C’est l’encouragement à un jeune auteur qui sera supprimé.

C’est le mandat d’un administrateur à renégocier.

C’est un décor à abandonner.

C’est des costumes qui ne verront pas le jour.

C’est un moyen-métrage qui sera court.

C’est un concert qui sera annulé.

C’est un enregistrement qui ne se fera pas.

C’est une maquilleuse qui restera au chômage.

C’est une tournée qu’il faudra repousser.

et j’en passe…

Et donc autant de livres qui ne verront pas le jour, de productions qui seront fragilisées, de renoncements esthétiques, de carrières empêchées, de chômage prolongé, et surtout – surtout – et c’est là le paradoxe, autant d’occasions pour des entreprises culturelles de générer du rendement autour de leurs projets.

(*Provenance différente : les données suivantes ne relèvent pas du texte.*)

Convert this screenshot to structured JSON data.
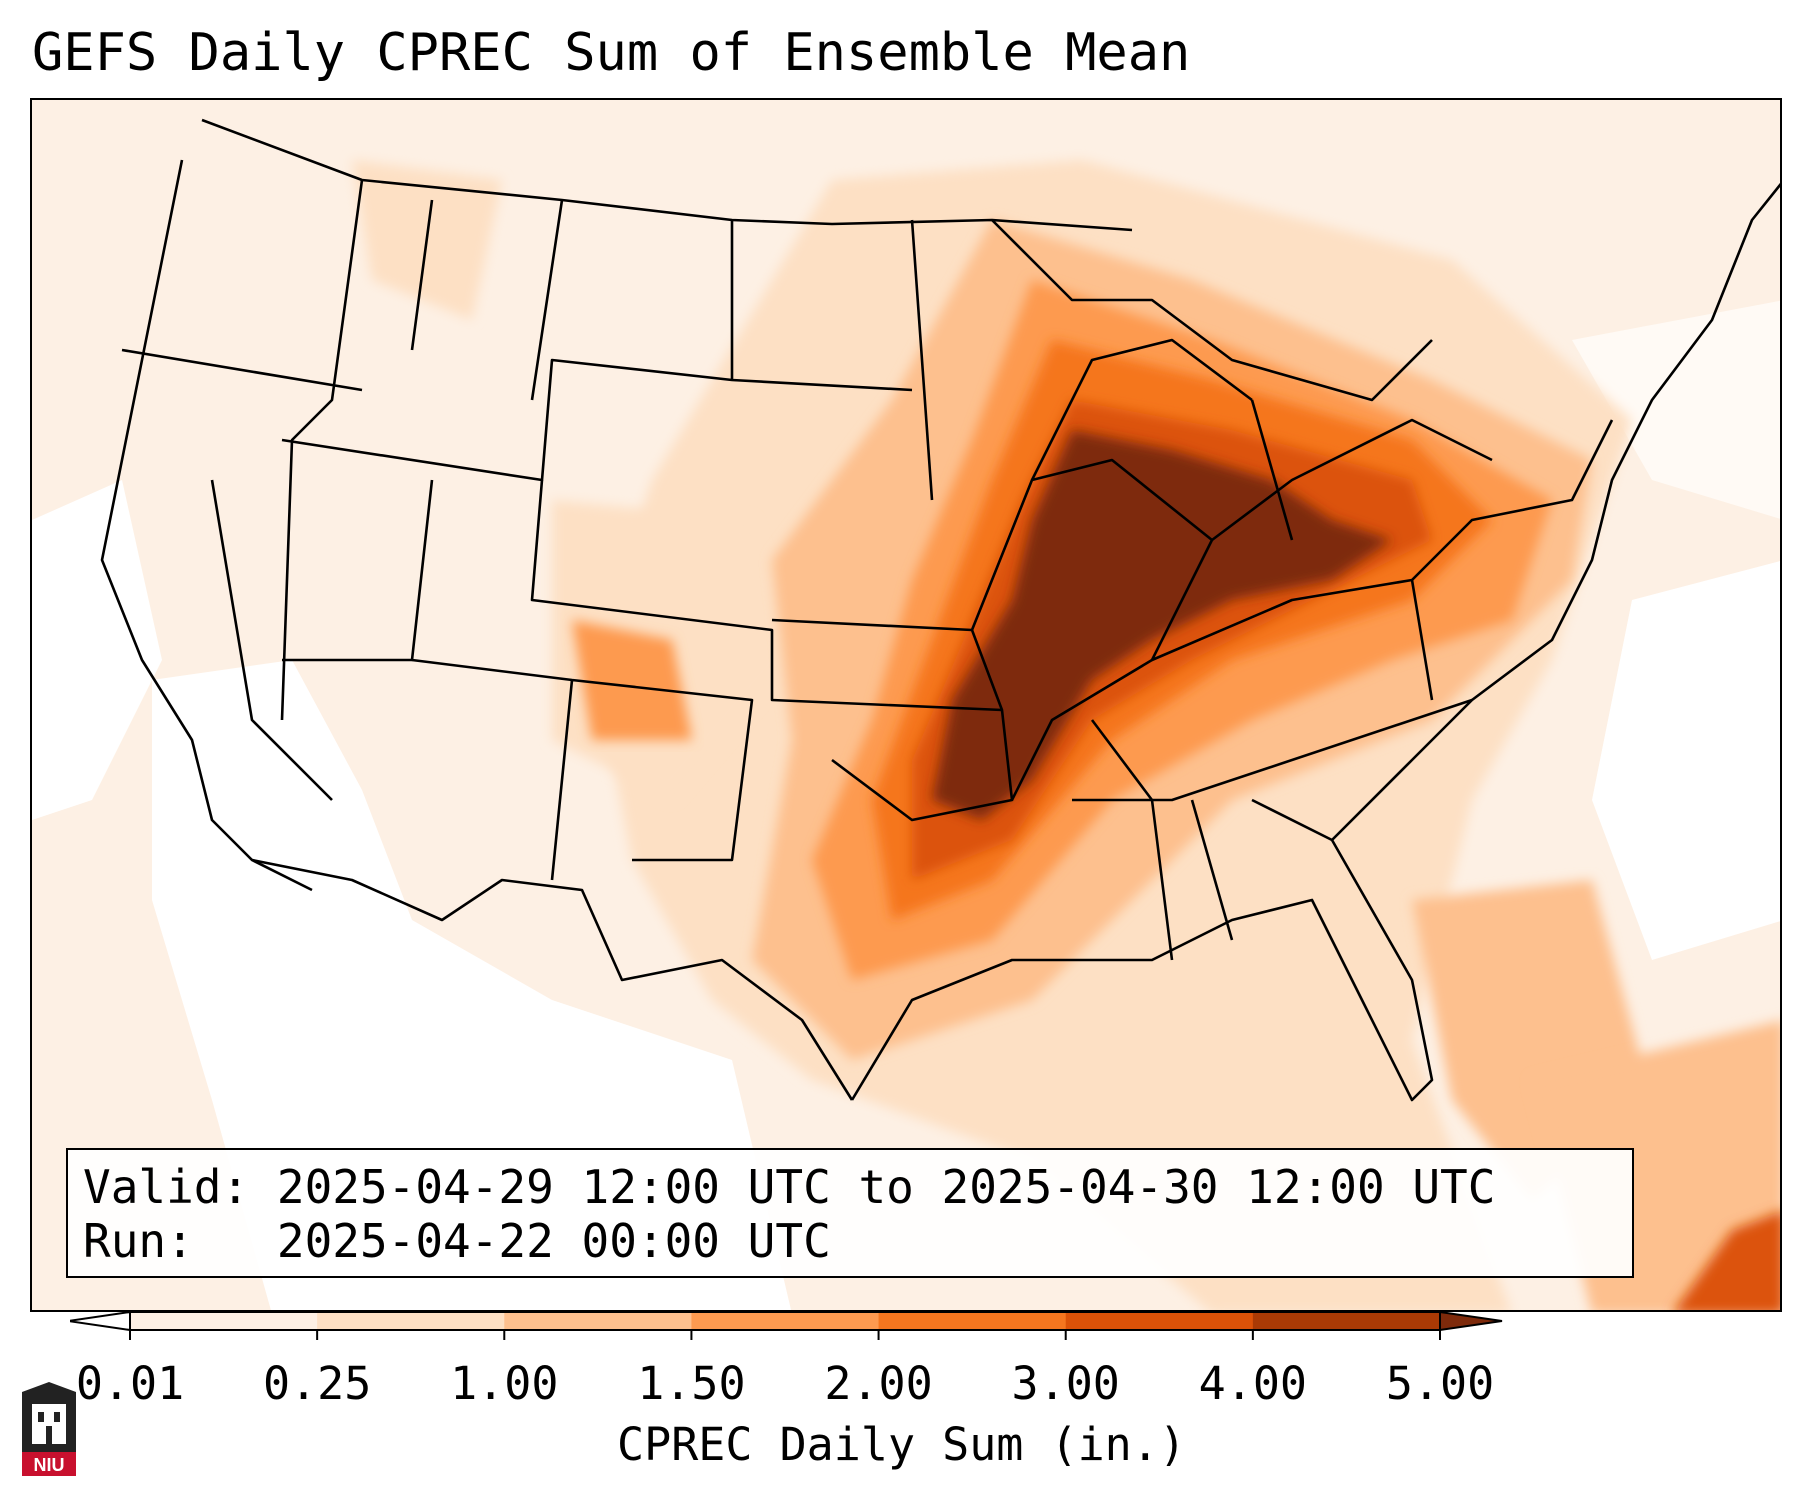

On vous l’a assez dit, mais il semble bon de vous le rappeler : chaque franc investi dans une subvention en rapporte davantage à la collectivité.

C’est vraiment regrettable pour ne pas dire IGNARE de vous priver, de priver nos citoyens de cette manne indirecte.

Le voilà, votre projet de société, Mesdames et Messieurs de la droite évasée :

AUJOURD'HUI: suppressions pures et simples de certaines manifestations culturelles ET QUOI DEMAIN ?

AUJOURD'HUI: mise en danger de la diversité de notre scène locale ET QUOI DEMAIN ?

AUJOURD'HUI: offres culturelles et accès à la culture réduits ET QUOI DEMAIN ?

AUJOURD'HUI: restrictions dans l'édition et la publication ET QUOI DEMAIN ?

AUJOURD'HUI: frein à la promotion d'auteurs, de chorégraphes, de metteurs en scène, de musiciens, et de tous nos talents émergents ET QUOI DEMAIN ?

AUJOURD'HUI: pertes d'emploi dans de nombreux secteurs ET QUOI DEMAIN ?

Demain, et dans un an, et les ans qui suivront vous continuerez cette destruction têtue de tout ce qui peut constituer une politique cohérente en matière de lien social, d'intégration, d'égalité, de solidarité, de lutte contre l’exclusion.

Vous vous acharnerez de manière forcenée à vous en prendre à tout ce qui élève l'humain. Oui ! votre projet de société est de mener une politique de castes.

Il y a quelques semaines, Mesdames et Messieurs de la droite boursoufflée, vous faisiez vos sucrées pour quelques coups de peinture sur des vitrines, mais aujourd'hui vous vous comportez comme des vandales.

Oui, Mesdames et Messieurs de la droite superprotéinée, votre projet de société est un projet de vandales ; vous vous en prenez à toutes ces personnes déjà précarisées, pour les exclure un peu plus.

Vous ne voulez pas d'assistés ? Mais vous les créez !

Vous fustigez les chômeurs ? Mais vous détruisez les emplois !

Vous déplorez qu’il y ait trop de bénéficiaires de l'Hospice ? Mais vous leur ouvrez la porte !

Voilà pourquoi votre projet de société est petit, cynique, glacial et triste.

Quand il voyait que l'on coupait dans le budget des arts au nom de l'effort de guerre, Winston Churchill demandait : pourquoi alors nous battons-nous ? Oui, pourquoi ? Quel est votre projet de société, Mesdames et Messieurs de la droite élastique ?

Nous ne sommes pas en guerre, Mesdames et Messieurs de la droite empâtée, ne la déclarez pas à la population, ne vous trompez pas de cible, et renoncez à ces coupes ravageuses.